I heard a noise from the other side of an overturned locker, and turned. Cheap metal cabinet moved; Someone was beneath it, and might still be alive. I got to my feet and stumbled across the body of a tech and the remains of the bench we’d all once sat upon. I pulled the locker aside, but beneath it wasn’t a person. It was a Cray, trapped and prone. Perhaps its back had been broken, or maybe its legs. It reached towards me with four arms, its entire body shaking.
I stared at it for a long minute.
Then I straddled the creature and began to hit it. I hit it and hit it and hit it. Its proboscis cracked and bled green ichor.
I hit it with the anger of an entire planet.
I hit it with the anger of a single man who’d lost everything... fucking everything, including his girl, and his trust in those who were supposed to know better.
I glared into its cluster of eyes as it stared back at me.
“I might have tried to kill myself, my whole
planet
might have been trying to kill itself, for generations, but that doesn’t give you the right to come and do it for us.”
My arms tired as the alien’s cracked, broken face became a mosaic of what it once was. One more strike and all the pain of the world would flow through my hands. I brought them down like the hammer of God, but the Cray reached up and stopped them at the last moment. It was as if it had been saving its energy until this very last moment, knowing that it would have but once chance to save itself, and this was it.
I struggled to follow through with my swing.
Its arms began to shake as it held me, claws gripping my wrists.
I pressed forward with my shoulders, and it pressed back against me. And then I saw it for what it was. I released my fists and sat back, resting my weight on its abdomen.
It kept its hands ready to block, but seemed to regard me differently from before.
“You’re just a fucking grunt, aren’t you?”
It blinked back at me through the eyes I hadn’t bludgeoned.

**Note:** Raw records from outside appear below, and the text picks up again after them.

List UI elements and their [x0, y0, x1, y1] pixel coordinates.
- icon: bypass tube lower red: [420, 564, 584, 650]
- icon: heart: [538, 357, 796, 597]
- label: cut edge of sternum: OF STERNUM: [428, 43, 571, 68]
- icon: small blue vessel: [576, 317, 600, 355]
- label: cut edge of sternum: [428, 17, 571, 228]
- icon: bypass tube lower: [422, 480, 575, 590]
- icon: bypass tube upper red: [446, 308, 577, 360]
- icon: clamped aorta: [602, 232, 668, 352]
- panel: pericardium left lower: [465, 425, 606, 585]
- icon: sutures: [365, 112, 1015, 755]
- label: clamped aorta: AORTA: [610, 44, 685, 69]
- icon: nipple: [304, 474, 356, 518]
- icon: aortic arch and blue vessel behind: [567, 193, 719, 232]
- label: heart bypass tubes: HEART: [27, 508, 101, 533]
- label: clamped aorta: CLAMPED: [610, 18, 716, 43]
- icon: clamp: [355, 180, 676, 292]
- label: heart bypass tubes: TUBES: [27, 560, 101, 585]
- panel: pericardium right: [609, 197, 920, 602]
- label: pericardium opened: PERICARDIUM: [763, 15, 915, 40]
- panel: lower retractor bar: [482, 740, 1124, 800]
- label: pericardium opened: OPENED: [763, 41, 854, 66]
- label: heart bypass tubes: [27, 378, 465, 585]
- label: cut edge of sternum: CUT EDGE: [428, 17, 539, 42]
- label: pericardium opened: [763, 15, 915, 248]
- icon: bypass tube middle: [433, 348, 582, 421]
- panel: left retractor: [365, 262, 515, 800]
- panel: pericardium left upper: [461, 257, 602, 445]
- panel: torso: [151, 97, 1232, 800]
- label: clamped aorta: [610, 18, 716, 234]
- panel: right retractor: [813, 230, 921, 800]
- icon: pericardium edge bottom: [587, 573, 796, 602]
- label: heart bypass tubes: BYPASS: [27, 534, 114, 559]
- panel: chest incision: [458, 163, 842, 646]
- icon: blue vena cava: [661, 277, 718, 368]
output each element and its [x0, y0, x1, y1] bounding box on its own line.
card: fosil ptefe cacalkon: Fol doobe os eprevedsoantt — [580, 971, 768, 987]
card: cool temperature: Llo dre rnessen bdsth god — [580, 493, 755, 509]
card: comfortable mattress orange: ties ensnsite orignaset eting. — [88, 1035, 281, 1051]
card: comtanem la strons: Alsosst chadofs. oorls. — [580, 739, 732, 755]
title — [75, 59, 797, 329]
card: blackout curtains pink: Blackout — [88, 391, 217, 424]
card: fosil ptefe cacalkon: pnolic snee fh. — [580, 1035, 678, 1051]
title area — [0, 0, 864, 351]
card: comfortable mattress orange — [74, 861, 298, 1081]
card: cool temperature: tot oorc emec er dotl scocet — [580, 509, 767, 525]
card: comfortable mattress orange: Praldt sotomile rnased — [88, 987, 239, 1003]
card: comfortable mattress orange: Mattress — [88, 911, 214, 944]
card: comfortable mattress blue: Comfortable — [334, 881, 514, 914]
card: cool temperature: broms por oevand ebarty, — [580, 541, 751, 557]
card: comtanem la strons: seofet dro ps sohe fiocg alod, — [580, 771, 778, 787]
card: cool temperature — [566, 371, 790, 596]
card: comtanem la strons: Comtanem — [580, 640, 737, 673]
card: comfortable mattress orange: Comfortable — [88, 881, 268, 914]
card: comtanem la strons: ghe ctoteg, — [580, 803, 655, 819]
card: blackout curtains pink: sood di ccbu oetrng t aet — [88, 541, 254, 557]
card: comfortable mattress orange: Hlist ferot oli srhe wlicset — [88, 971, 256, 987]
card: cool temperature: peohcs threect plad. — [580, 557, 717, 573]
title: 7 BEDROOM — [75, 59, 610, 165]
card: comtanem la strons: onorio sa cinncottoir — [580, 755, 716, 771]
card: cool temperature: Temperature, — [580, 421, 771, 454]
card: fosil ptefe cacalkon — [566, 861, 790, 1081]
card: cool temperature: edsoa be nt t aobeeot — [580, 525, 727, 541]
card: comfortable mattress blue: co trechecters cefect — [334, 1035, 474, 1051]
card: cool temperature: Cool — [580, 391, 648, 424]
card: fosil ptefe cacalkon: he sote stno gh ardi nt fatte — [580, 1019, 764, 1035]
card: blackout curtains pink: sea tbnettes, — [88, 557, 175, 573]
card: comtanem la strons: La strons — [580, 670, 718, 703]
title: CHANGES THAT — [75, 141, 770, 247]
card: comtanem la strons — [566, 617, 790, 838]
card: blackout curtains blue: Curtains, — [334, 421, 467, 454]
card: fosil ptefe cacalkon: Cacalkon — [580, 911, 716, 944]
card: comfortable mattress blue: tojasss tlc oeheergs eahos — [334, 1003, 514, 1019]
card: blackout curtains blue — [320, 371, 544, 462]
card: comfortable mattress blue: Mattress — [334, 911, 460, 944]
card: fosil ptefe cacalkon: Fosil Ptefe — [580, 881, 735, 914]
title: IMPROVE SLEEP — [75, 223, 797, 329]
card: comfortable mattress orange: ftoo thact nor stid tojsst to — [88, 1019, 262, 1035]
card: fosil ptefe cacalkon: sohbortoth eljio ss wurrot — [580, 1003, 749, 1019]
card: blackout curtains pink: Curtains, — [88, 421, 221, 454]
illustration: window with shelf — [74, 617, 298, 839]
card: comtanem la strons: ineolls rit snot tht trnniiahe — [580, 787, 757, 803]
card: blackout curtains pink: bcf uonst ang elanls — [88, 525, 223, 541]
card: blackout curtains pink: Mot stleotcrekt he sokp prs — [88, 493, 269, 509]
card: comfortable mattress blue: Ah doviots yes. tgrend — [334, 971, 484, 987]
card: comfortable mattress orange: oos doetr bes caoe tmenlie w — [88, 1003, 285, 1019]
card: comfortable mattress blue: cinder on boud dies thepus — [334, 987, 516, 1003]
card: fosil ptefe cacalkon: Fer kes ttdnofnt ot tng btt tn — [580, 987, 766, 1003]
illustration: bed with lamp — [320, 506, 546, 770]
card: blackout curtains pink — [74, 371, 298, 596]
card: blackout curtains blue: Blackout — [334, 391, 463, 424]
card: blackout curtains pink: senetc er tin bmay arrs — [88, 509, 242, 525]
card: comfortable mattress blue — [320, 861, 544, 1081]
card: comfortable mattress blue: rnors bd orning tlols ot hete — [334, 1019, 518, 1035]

“You’re just a dumb fucking grunt just like me, doing what you’re told.” The sudden sympathy hit me square in my patriotism. Somewhere along the line I’d ceased to care about America, or the Army, as much as I cared about the men and women I fought with. MacKenzie, Ohirra, Thompson, Aquinas, Olivares and even Frakess were what I fought for. I bet the Cray were the same way. I saw how they fought. I shoved the image of Michelle way, way down.
No. The Cray weren’t our enemy. They were just grunts following orders. They’d come here and fought us at someone else’s bidding. Some master species had come along and discovered their EMP capability and found a way to harness that power to their advantage, much like OMBRA had come along and used us, maximizing our power, counting on our need to redeem ourselves, giving us a chance to make amends by playing combat guinea pigs so their company would be in a position to sell itself to the highest bidder.
Just as the Cray had come and proved their worth by knocking us back into the Stone Age, we’d returned the favor by discovering how to best kill them. And in the end it wasn’t such a hard thing. But the damage was done. The cities were destroyed. Hundreds of millions of people were dead. Soon we’d give as good as we got and do the same to the Cray.